Après l’immense Rosemary Baby’s, Roman Polanski met encore une fois en scène le Diable et son mysticisme. Désastre pour certains, réussite pour les autres, La Neuvième Porte a été injustement boudé par les critiques à sa sortie. Pourtant, sans être le meilleur film de Polanski, la Neuvième Porte ne manque pas de charme et d’intérêt.
Premier atout de charme, la réalisation mystique de ki offre à la Neuvième Porte une dimension à la fois glauque et secrète. Mené comme une véritable course poursuite, la Neuvième Porte nous transporte dans un véritable thriller où satanisme flirte avec le polar. Un véritable film intelligent qui demande réflexion et un regard attentif. L’ambiance est sombre et intense, les effets spéciaux réussis, les rebondissements font l’effet d’une bombe. Cependant, il faut reconnaitre que le film met longtemps à se mettre en place et peut délaisser son spectateur.

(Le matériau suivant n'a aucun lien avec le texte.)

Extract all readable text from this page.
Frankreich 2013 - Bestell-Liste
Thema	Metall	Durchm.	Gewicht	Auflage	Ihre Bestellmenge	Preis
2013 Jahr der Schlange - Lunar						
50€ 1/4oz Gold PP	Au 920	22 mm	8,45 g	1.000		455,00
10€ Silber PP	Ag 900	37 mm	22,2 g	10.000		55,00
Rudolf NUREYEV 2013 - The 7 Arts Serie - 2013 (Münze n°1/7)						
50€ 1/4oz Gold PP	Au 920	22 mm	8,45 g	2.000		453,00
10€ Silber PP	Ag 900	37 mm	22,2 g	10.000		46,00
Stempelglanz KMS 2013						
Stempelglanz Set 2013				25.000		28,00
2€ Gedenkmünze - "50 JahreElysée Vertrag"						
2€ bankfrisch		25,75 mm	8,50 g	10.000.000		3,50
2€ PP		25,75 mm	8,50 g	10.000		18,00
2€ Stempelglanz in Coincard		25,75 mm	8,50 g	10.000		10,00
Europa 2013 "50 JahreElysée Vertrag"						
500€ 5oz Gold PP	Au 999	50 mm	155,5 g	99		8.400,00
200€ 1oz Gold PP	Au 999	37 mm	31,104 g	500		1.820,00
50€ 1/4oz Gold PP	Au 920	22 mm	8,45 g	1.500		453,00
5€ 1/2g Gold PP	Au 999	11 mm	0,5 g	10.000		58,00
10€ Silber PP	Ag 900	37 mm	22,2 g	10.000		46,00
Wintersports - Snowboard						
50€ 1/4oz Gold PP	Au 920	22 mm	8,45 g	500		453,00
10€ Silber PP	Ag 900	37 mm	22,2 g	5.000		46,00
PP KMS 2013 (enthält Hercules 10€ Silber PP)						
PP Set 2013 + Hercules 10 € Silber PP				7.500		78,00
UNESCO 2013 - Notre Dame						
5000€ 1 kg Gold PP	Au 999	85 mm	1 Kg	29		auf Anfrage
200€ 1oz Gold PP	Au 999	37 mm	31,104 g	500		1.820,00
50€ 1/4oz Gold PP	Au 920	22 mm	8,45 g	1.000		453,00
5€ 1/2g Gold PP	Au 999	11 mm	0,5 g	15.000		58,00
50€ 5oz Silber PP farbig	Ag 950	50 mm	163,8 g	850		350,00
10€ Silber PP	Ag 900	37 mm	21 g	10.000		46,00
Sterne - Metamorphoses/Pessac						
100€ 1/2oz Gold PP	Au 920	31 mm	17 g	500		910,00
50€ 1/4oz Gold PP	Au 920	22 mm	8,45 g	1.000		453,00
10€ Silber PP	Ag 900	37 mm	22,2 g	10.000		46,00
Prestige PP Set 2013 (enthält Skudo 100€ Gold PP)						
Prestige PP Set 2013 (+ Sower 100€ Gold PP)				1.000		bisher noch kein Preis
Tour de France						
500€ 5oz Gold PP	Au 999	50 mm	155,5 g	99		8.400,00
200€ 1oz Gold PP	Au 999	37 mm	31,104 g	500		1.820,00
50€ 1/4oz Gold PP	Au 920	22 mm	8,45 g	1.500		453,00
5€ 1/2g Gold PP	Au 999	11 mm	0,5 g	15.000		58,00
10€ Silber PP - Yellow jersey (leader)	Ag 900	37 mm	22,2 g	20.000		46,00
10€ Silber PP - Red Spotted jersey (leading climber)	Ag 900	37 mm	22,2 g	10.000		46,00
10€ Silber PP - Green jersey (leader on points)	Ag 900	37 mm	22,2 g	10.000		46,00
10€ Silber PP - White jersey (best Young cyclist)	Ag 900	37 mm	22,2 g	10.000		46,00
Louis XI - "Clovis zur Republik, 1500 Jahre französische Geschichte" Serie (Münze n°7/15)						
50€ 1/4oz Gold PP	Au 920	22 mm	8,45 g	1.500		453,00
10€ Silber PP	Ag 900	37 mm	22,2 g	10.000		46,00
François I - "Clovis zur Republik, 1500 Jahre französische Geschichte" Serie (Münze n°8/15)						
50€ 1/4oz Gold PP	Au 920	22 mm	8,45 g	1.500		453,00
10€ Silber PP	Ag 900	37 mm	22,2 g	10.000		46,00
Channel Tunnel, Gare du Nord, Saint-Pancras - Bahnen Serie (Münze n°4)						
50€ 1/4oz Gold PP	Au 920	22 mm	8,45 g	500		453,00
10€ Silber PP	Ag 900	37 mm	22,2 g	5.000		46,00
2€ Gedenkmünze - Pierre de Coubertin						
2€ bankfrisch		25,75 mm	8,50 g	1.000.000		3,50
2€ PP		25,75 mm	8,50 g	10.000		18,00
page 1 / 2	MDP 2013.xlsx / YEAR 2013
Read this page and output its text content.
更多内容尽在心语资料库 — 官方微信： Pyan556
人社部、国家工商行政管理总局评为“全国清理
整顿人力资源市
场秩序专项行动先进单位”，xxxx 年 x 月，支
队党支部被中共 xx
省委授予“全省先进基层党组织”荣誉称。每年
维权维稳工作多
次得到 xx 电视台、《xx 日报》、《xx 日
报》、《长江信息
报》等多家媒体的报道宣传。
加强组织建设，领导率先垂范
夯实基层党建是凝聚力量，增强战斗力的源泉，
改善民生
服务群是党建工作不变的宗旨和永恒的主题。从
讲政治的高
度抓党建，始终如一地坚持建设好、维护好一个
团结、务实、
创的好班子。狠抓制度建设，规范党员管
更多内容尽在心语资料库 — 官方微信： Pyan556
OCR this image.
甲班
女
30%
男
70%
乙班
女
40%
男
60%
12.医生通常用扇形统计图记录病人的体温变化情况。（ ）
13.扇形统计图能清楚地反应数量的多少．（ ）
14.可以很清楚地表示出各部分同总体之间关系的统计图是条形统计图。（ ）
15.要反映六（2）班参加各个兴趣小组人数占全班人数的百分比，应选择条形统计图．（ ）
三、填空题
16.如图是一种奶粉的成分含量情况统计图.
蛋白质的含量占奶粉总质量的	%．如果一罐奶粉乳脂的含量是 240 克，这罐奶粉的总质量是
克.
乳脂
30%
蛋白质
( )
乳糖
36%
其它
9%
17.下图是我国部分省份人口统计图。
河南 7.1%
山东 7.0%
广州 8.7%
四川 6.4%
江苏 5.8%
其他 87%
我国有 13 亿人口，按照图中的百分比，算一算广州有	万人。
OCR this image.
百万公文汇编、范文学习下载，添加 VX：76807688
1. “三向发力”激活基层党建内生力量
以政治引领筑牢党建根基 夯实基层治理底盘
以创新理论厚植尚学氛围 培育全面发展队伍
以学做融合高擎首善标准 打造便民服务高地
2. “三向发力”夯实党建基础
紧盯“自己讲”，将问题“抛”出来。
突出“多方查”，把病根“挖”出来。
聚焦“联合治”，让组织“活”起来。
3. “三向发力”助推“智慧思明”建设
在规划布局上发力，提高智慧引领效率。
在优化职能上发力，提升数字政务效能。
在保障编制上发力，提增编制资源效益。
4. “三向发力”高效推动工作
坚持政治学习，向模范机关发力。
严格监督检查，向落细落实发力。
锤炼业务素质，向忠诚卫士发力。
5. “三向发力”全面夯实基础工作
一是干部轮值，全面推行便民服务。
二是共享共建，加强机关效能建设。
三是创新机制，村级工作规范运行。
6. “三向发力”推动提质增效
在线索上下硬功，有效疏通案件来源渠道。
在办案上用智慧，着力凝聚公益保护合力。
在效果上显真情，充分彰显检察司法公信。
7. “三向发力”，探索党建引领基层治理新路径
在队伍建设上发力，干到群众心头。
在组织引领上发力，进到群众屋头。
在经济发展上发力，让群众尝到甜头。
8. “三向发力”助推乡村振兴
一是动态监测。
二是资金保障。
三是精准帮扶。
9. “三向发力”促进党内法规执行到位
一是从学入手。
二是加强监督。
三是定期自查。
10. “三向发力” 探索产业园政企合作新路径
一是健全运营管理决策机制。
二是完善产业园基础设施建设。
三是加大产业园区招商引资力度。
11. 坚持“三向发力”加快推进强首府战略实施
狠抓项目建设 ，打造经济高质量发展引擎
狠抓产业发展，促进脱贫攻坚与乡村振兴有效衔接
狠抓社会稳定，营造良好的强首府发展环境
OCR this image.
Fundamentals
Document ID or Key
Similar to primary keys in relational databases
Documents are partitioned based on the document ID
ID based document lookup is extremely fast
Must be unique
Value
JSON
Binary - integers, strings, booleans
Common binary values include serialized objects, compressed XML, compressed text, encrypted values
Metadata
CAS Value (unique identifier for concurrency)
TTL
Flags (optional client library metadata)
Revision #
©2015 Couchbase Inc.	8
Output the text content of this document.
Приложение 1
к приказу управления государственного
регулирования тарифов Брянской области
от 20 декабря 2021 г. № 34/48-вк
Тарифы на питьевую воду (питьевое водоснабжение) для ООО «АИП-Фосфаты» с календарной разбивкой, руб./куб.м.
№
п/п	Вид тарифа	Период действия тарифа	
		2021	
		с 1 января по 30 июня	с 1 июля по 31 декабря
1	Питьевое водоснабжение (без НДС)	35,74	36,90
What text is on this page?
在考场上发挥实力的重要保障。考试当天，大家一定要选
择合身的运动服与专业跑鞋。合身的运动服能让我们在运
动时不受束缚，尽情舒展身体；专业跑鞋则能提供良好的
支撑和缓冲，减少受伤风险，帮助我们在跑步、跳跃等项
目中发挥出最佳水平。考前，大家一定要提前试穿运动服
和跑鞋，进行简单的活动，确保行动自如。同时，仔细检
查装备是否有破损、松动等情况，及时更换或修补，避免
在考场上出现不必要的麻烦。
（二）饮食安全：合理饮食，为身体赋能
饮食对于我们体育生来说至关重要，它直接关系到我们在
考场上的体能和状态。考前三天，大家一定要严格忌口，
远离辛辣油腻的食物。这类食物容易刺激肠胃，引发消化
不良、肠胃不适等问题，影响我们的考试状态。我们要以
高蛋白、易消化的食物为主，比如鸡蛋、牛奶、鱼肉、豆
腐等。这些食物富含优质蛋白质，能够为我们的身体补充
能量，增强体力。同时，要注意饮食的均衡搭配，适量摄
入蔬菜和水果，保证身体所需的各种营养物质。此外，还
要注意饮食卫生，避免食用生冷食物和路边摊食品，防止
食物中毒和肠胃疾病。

Second atout de charme, le scénario quasi sans faille, adapté du best seller Arturo Reverte . Même si le film diverge allègrement du roman, il n’en reste pas moins que le scénario est travaillé et écrit par une main de maître. Au fil des cadavres, on suit l’expert Dean Corso à la recherche de la vérité sur les Neuf Portes du Porte du Royaume des Ombres. L’intrigue est si dense et mystérieuse qu’elle envoûte complément le spectateur.
Au niveau du casting, Frank Langella est parfait dans son rôle du ténébreux collectionneur Boris Balkan ainsi Lean Olin dans son rôle de manipulatrice de Liana Telfer. Et,Emmanuelle Seigner en fille mystérieuse est tout simplement superbe. En revanche, Johnny Depp peine à convaincre dans son rôle de détective.
Mais seulement, la fin du film est catastrophique, bâclé ! Tous les événements s’enchaînent en un tour de magie pour ouvrir sur une fin abrupte et complètement révoltante. Une fin sans fin, à vrai dire. Car, il laisse le spectateur libre d’imaginer sa propre fin. Mais à ce jeu là, Roman Polanski déçoit car tout l’intérêt du film portait sur sa fin et sur l’achèvement de la quête de Corso. Au final, on ne verra rien, un vide sidéral qui laisse le spectateur sur sa faim. On achève le film avec encore plus d’interrogations qu’au début.
Pour conclure, La Neuvième Porte est un classique de Roman Polanski qui reste à voir et qui plaira aux amateurs d’ésotérisme sans trop les troubler pour autant.